I rented a room in a small town just south of the campus, bought books, and began the most grueling year of my life. When not attending classes, and I missed none, I

studied morning through night, all weekdays, and all weekends. I never left the apartment except to buy food. Not never, not nohow. At the end of the semester, I received my report card:

  • Physics- A
  • Mathematics- A
  • Inorganic Chemistry- A
  • Inorganic Chemistry lab- B
  • Biology- A
  • Biology lab- A

 

I took no semester break. I immediately enrolled in second semester:

  • Advanced Physics
  • Biology and Biology lab
  • Organic Chemistry
  • Organic Chemistry lab
  • Integral calculus

 

I busted my ass relentlessly and emerged from my apartment in June with straight A’s. I sent a letter to UConn Medical admissions with proof of my

accomplishments. In return, I received a letter of direct admission to the Class of 1974. And a personal note of congratulations from Dr Lepow, on behalf of the entire admissions committee.

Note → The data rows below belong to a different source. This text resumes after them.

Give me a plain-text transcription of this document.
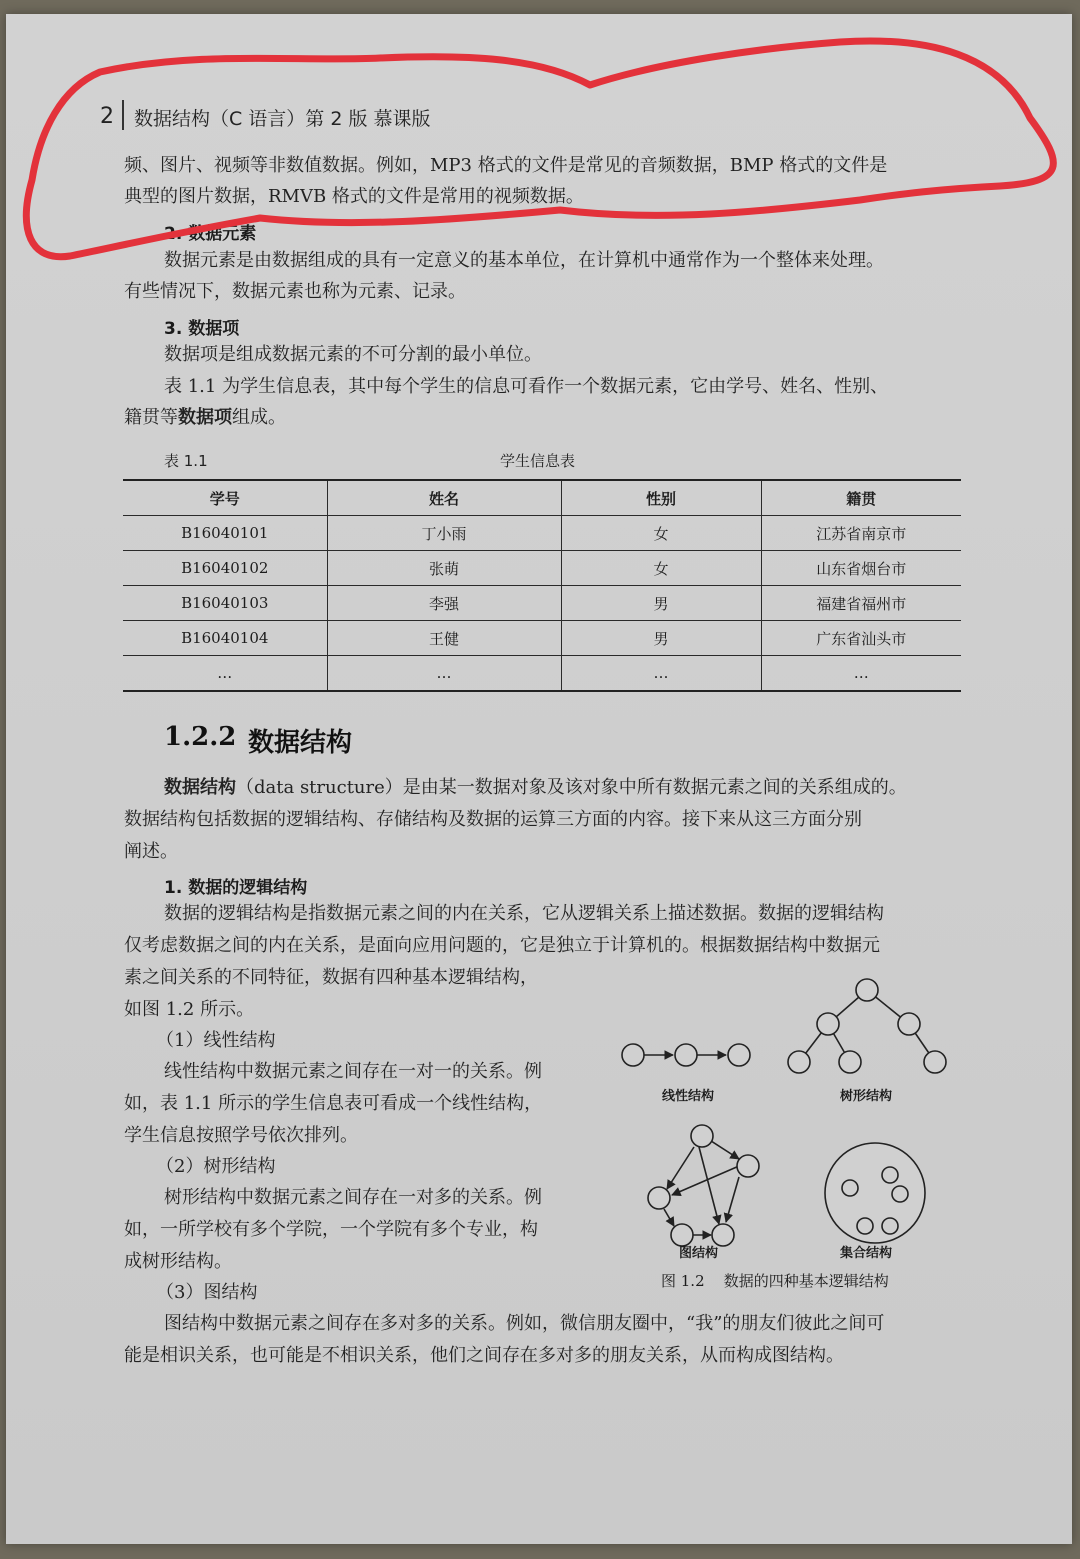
2 数据结构（C 语言）第 2 版 慕课版
频、图片、视频等非数值数据。例如，MP3 格式的文件是常见的音频数据，BMP 格式的文件是
典型的图片数据，RMVB 格式的文件是常用的视频数据。
2. 数据元素
数据元素是由数据组成的具有一定意义的基本单位，在计算机中通常作为一个整体来处理。
有些情况下，数据元素也称为元素、记录。
3. 数据项
数据项是组成数据元素的不可分割的最小单位。
表 1.1 为学生信息表，其中每个学生的信息可看作一个数据元素，它由学号、姓名、性别、
籍贯等数据项组成。
表 1.1	学生信息表
学号	姓名	性别	籍贯
B16040101	丁小雨	女	江苏省南京市
B16040102	张萌	女	山东省烟台市
B16040103	李强	男	福建省福州市
B16040104	王健	男	广东省汕头市
…	…	…	…
1.2.2 数据结构
数据结构（data structure）是由某一数据对象及该对象中所有数据元素之间的关系组成的。
数据结构包括数据的逻辑结构、存储结构及数据的运算三方面的内容。接下来从这三方面分别
阐述。
1. 数据的逻辑结构
数据的逻辑结构是指数据元素之间的内在关系，它从逻辑关系上描述数据。数据的逻辑结构
仅考虑数据之间的内在关系，是面向应用问题的，它是独立于计算机的。根据数据结构中数据元
素之间关系的不同特征，数据有四种基本逻辑结构，
如图 1.2 所示。
（1）线性结构
线性结构中数据元素之间存在一对一的关系。例
如，表 1.1 所示的学生信息表可看成一个线性结构，
学生信息按照学号依次排列。
（2）树形结构
树形结构中数据元素之间存在一对多的关系。例
如，一所学校有多个学院，一个学院有多个专业，构
成树形结构。
（3）图结构
图结构中数据元素之间存在多对多的关系。例如，微信朋友圈中，“我”的朋友们彼此之间可
能是相识关系，也可能是不相识关系，他们之间存在多对多的朋友关系，从而构成图结构。
线性结构	树形结构
图结构	集合结构
图 1.2    数据的四种基本逻辑结构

Medical school was easy. My roommate Bob Whitesell told me the first of a farseeing line of vital tips,” small book-good book. Big book, bad book”. I eschewed the massive tomes of medicine. I bought the thin concise nursing texts, review summaries, and always the smallest books available for any subject. When we took Medical Boards part 1 after two years of medical school, I got top grades (as did Bob). The second two years were a different experience altogether. This was Clinical Medicine. See patients, write diagnoses and treatments, show a mastery of Pathology and Pharmacology. I proved to have an encyclopedic memory for Pharmacology. On the Pharmacology Boards at year four, I got 800, the highest possible score. This brilliance got me past other, lackluster, scores and, in June of 1973, I graduated M.D.